On colonialism I
We now, at least, have an admission of colonial malpractice from Mr. de Kort (The Jakarta Post, Nov. 5, 1994).
However, it is less than reassuring that, for murdering 40,000 Indonesians, Kapitein Westerling received a severe rap over the knuckles from the Dutch public and was duly granted his freedom. The reason why Westerling was not tried for crimes against humanity (or as Mr. de Kort has put it, "never charged with misconduct and court martialled") is perhaps because, for all the soul-searching Mr. de Kort claims went on in the Dutch media, much of the truth about Dutch colonialism in Indonesia is still left suppressed.
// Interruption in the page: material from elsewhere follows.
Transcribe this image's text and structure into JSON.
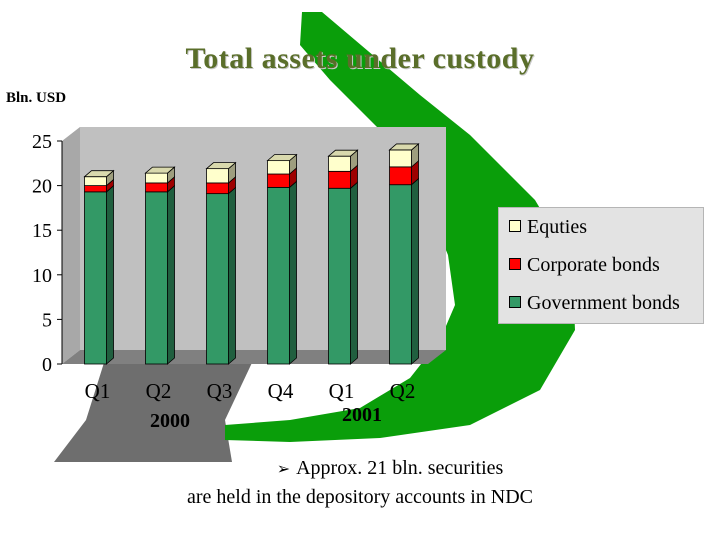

This is also the considered view of the eminent political scientist and philosopher, Professor Noam Chomsky of the Massachussets Institute of Technology and author of such books as Deterring Democracy and Necessary Illusion: Thought Control in Democratic Societies.
The dates Mr. de Kort has given for the official incorporation of various parts of Indonesia into the Dutch East Indies in the late nineteenth and early twentieth centuries, bear little relationship to the dates when Dutch forts, settlements, factories and trade monopolies (the ingredients of colonialism) were first established, up to centuries before, even in far flung places like Banda Islands (e.g. the Dutch had built forts on the island of Neira by 1610).
A little less of the dry, old, bare bones of history and a little more flesh, Mr. de Kort, would be appreciated.